MEDIA ARTIST
Video collaboration "My My Gray Sky" with choreographer Rachel Bunting and “The Humans.” The project debuted at the Columbia College Dance center in 2014.
“Metal Skeletons and Lost Lands” is an interactive immersive installation involving live dance, song and projected time-lapse films.
The work explored an emotive psychological response to growing up in a polluted environment and questioning the contradiction of home being both a place of comfort and riddled with potential public health concerns. In the very simplistic sense, the work is a coming of age story, where the viewers are positioned as the protagonist and the performers function as the protagonist’s internal dialogue. The work pulls on nostalgic themes of American folkloric storytelling and horror-film inspired Victorian set and costume design. The scene is cinematic, yet the installation theatrics are non-linear and provided as a choose-your-own-adventure movement play.
Credits:
photography by: Chelsea Shilling
Technical Director: Justin Botz
Music: Darkest Wonder
Performance guide: Kellen Walker
Dancers: Tee Mayo, Rachel Nadler, Danielle Gilmore, Melissa Pillarella
Singers: Sid Branca, Lucia Mier-y-Teran Romero*
Storytellers: Sid Branca, Daniel Scott Parker, Lucia Mier-y-Teran Romero, Julynn Wilderson.
Letterpress Printing: Jillian Bruschera
Carpentry: Peter Reese
Prop Assistance: Brent Koehn
“For Science” is a performance installation that comments on the misuse of ionized radiation in the 1930’s-60’s. The piece exhibits projected found footage of 1940’s nuclear testing clouds juxtaposed with 1950’s television commercials; to draw upon emotive themes of America in the dawn of the nuclear age.
The work was created after the death of the artist’s grandmother who suffered from a lifetime of physical ailments due to over exposure to radiation cancer treatment in the 1960’s. The work focuses mainly on 1940’s post-war idealism in conjunction with medicine, military and consumption.

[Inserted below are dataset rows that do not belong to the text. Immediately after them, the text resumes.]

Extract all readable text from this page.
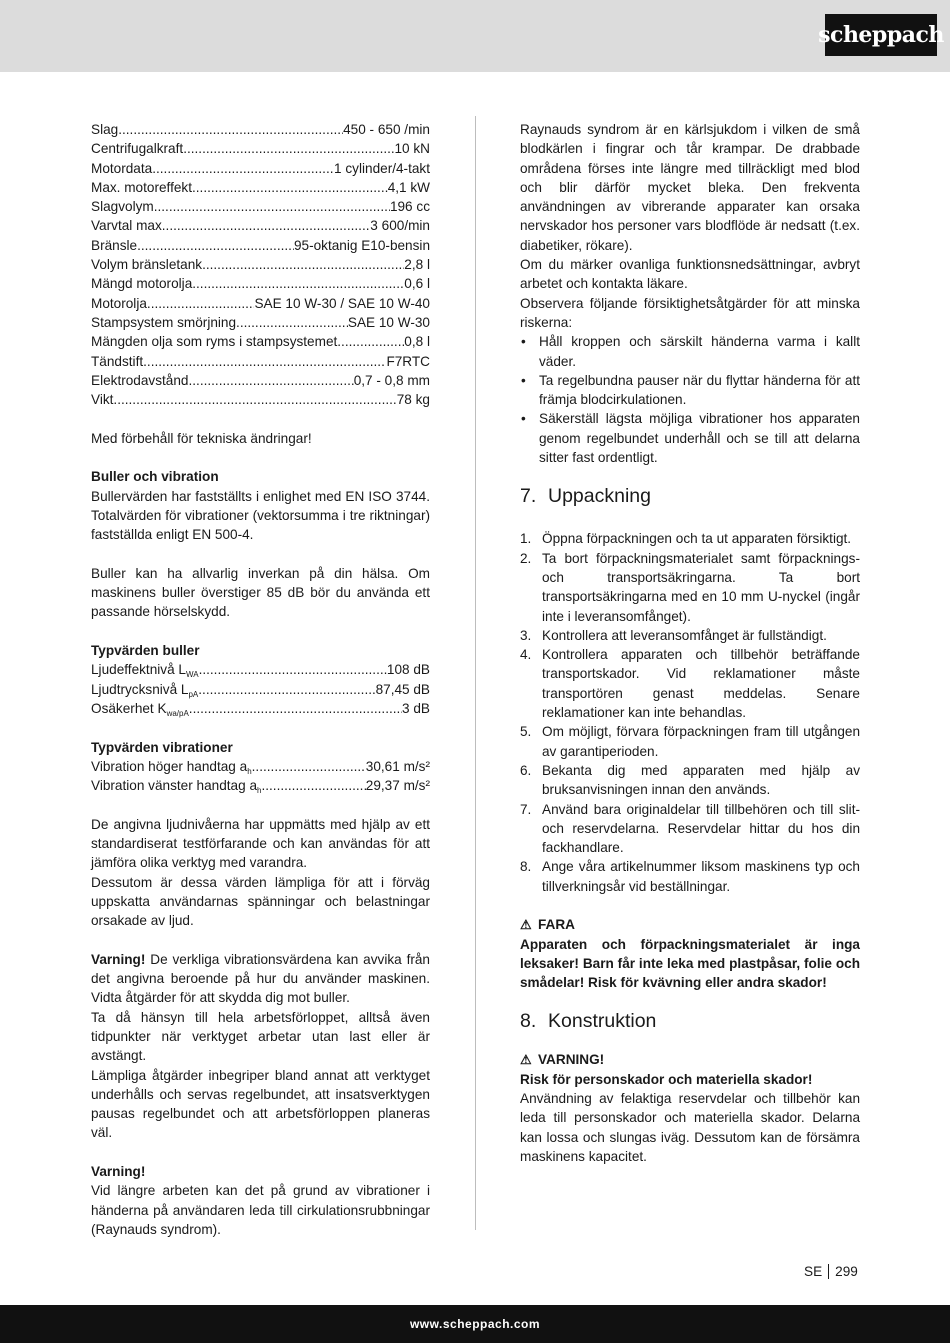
scheppach
Slag .....	450 - 650 /min
Centrifugalkraft .....	10 kN
Motordata .....	1 cylinder/4-takt
Max. motoreffekt .....	4,1 kW
Slagvolym .....	196 cc
Varvtal max. .....	3 600/min
Bränsle .....	95-oktanig E10-bensin
Volym bränsletank .....	2,8 l
Mängd motorolja .....	0,6 l
Motorolja .....	SAE 10 W-30 / SAE 10 W-40
Stampsystem smörjning .....	SAE 10 W-30
Mängden olja som ryms i stampsystemet .....	0,8 l
Tändstift .....	F7RTC
Elektrodavstånd .....	0,7 - 0,8 mm
Vikt .....	78 kg

Med förbehåll för tekniska ändringar!

Buller och vibration

Bullervärden har fastställts i enlighet med EN ISO 3744. Totalvärden för vibrationer (vektorsumma i tre riktningar) fastställda enligt EN 500-4.

Buller kan ha allvarlig inverkan på din hälsa. Om maskinens buller överstiger 85 dB bör du använda ett passande hörselskydd.

Typvärden buller

Ljudeffektnivå $L_{WA}$ .....	108 dB
Ljudtrycksnivå $L_{pA}$ .....	87,45 dB
Osäkerhet $K_{wa/pA}$ .....	3 dB

Typvärden vibrationer

Vibration höger handtag $a_h$ .....	30,61 m/s²
Vibration vänster handtag $a_h$ .....	29,37 m/s²

De angivna ljudnivåerna har uppmätts med hjälp av ett standardiserat testförfarande och kan användas för att jämföra olika verktyg med varandra.

Dessutom är dessa värden lämpliga för att i förväg uppskatta användarnas spänningar och belastningar orsakade av ljud.

Varning! De verkliga vibrationsvärdena kan avvika från det angivna beroende på hur du använder maskinen. Vidta åtgärder för att skydda dig mot buller.

Ta då hänsyn till hela arbetsförloppet, alltså även tidpunkter när verktyget arbetar utan last eller är avstängt.

Lämpliga åtgärder inbegriper bland annat att verktyget underhålls och servas regelbundet, att insatsverktygen pausas regelbundet och att arbetsförloppen planeras väl.

Varning!

Vid längre arbeten kan det på grund av vibrationer i händerna på användaren leda till cirkulationsrubbningar (Raynauds syndrom).

Raynauds syndrom är en kärlsjukdom i vilken de små blodkärlen i fingrar och tår krampar. De drabbade områdena förses inte längre med tillräckligt med blod och blir därför mycket bleka. Den frekventa användningen av vibrerande apparater kan orsaka nervskador hos personer vars blodflöde är nedsatt (t.ex. diabetiker, rökare).

Om du märker ovanliga funktionsnedsättningar, avbryt arbetet och kontakta läkare.

Observera följande försiktighetsåtgärder för att minska riskerna:

• Håll kroppen och särskilt händerna varma i kallt väder.
• Ta regelbundna pauser när du flyttar händerna för att främja blodcirkulationen.
• Säkerställ lägsta möjliga vibrationer hos apparaten genom regelbundet underhåll och se till att delarna sitter fast ordentligt.
7. Uppackning
1. Öppna förpackningen och ta ut apparaten försiktigt.
2. Ta bort förpackningsmaterialet samt förpacknings- och transportsäkringarna. Ta bort transportsäkringarna med en 10 mm U-nyckel (ingår inte i leveransomfånget).
3. Kontrollera att leveransomfånget är fullständigt.
4. Kontrollera apparaten och tillbehör beträffande transportskador. Vid reklamationer måste transportören genast meddelas. Senare reklamationer kan inte behandlas.
5. Om möjligt, förvara förpackningen fram till utgången av garantiperioden.
6. Bekanta dig med apparaten med hjälp av bruksanvisningen innan den används.
7. Använd bara originaldelar till tillbehören och till slit- och reservdelarna. Reservdelar hittar du hos din fackhandlare.
8. Ange våra artikelnummer liksom maskinens typ och tillverkningsår vid beställningar.
⚠ FARA

Apparaten och förpackningsmaterialet är inga leksaker! Barn får inte leka med plastpåsar, folie och smådelar! Risk för kvävning eller andra skador!

8. Konstruktion
⚠ VARNING!

Risk för personskador och materiella skador!

Användning av felaktiga reservdelar och tillbehör kan leda till personskador och materiella skador. Delarna kan lossa och slungas iväg. Dessutom kan de försämra maskinens kapacitet.

SE 299
www.scheppach.com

The work involves experimental image processing techniques displayed and choreographed with live dance.
“You Forget to Ask These Things” is a video installation exploring the topic of memorial loss. The installation space is made of blocky monstrous papier-mache furniture resembling a life-sized homemade dollhouse. The installation performance is time-based and involves projecting video of distorted suburban homes across the paper room. The work explores a conversation between the fragility of lost stories and lost spaces, where the obligatory piecing together of family, domesticity and past events provides a contradicting sense of belonging and detachment.